Tablica

Wszystkie kazania dzisiaj są o krzyżu. Tylko moje było inne: o tablicy rejestracyjnej.

Piłat kazał napisać na desce oliwnej w trzech językach, że Ten ma krzyżu poniżej, to Jezus Nazarejczyk Król Żydowski (po łacinie i w skrócie INRI).

Czy dorwała do naszych czasów? Podobno widziano ją w Ukrainie koło Mariupola. Pewna rodzina wsiadła w samochód, żeby wyrwać się z żelaznych objęć wojny. Zaraz za miastem w samochód uderzył rosyjski pocisk. Spaliło się auto i rodzina w nim, wszystkie rzeczy i dokumenty – nie wiadomo kto to był. Jacyś dobrzy ludzie wyjęli zwęglone szczątki z wraku i zrobili im tam na miejscu pochówek. W ziemię wybili krzyż. Ale sam krzyż, to mało. A nazwiska ofiar nieznane. Wiec przybili do krzyża tablicę rejestracyjną z ich samochodu. Może ktoś później zidentyfikuje ofiary?

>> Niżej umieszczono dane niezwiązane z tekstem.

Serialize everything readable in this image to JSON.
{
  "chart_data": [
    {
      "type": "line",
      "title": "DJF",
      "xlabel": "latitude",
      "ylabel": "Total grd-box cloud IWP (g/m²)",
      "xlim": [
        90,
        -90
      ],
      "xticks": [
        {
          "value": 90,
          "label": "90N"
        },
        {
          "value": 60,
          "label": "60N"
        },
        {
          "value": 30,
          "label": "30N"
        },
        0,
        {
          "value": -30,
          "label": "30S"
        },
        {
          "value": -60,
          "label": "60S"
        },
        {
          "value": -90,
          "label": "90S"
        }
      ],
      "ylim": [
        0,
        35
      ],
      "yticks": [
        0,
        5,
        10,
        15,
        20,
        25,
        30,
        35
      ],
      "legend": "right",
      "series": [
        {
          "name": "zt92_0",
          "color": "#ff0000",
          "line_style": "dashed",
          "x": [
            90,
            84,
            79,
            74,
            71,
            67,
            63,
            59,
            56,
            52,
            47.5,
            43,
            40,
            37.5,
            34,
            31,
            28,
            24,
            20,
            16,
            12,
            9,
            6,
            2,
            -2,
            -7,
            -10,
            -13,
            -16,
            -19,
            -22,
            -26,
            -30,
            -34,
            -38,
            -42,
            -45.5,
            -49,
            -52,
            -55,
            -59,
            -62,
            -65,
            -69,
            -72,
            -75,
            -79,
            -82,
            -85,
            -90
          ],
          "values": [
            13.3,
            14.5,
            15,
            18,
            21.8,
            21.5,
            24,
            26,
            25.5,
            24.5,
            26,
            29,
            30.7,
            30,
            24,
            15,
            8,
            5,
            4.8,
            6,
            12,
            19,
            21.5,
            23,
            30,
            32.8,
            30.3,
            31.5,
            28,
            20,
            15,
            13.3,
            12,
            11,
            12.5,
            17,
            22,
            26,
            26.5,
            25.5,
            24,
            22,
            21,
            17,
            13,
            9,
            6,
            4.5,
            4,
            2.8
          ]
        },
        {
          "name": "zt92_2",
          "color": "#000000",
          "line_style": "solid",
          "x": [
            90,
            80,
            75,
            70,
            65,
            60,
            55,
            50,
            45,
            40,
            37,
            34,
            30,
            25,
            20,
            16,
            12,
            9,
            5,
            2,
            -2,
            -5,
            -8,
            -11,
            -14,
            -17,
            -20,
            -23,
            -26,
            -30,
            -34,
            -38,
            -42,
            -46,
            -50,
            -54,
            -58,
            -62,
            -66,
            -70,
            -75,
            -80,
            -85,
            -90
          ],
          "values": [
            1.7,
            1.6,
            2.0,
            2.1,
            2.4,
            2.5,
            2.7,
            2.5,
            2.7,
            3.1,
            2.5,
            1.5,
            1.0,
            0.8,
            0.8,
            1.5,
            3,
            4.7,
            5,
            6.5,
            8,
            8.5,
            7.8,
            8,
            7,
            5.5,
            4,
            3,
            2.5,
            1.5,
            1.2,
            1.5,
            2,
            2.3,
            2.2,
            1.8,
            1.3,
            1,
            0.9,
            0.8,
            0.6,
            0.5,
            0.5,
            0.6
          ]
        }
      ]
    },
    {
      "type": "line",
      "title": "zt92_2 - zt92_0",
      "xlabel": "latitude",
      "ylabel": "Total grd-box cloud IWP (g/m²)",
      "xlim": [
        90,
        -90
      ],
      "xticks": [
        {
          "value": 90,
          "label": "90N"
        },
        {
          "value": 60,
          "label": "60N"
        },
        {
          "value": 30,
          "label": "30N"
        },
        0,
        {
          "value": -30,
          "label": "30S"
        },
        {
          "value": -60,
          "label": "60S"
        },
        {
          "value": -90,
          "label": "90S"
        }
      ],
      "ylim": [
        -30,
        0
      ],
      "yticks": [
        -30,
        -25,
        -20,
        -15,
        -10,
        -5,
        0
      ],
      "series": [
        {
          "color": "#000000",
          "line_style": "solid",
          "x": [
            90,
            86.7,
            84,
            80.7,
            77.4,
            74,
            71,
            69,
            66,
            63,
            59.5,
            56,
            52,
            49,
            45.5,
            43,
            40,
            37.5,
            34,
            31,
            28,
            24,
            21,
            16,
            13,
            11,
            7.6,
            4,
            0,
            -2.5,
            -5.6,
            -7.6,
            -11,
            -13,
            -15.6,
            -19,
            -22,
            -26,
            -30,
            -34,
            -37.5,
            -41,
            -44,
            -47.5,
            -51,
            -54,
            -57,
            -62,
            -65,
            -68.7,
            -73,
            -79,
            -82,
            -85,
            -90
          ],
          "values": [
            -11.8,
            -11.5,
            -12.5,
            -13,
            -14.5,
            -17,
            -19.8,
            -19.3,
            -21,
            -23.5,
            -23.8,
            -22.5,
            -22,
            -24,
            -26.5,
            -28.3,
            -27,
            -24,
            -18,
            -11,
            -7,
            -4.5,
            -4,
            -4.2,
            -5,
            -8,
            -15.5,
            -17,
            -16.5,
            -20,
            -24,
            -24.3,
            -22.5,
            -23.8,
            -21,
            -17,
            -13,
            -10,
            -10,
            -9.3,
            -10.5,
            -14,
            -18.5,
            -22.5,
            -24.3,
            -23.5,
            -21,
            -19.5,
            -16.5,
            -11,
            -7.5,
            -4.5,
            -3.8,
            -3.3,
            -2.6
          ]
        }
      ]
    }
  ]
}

Kiedy usłyszałem te historię, pomyślałem sobie, że dziś – w Wielki Piątek 2022 – nad głową Ukrzyżowanego nie ma oliwnej tabliczki z literami INRI, tylko aluminiowa, pogięta wybuchem, tablica rejestracyjna samochodu z Mariupola, przybitego do krzyża rosyjskim pociskiem. A Pan Jezus wciąż umiera w niewinnych.

(W Bazylice Krzyża Świętego w Rzymie niby mają fragment tej tabliczki Piłata, ale gdy go przebadano metodą radiowęglową, okazało się, że liczy sobie dopiero 1000 lat. Więc to co najwyżej kopia.)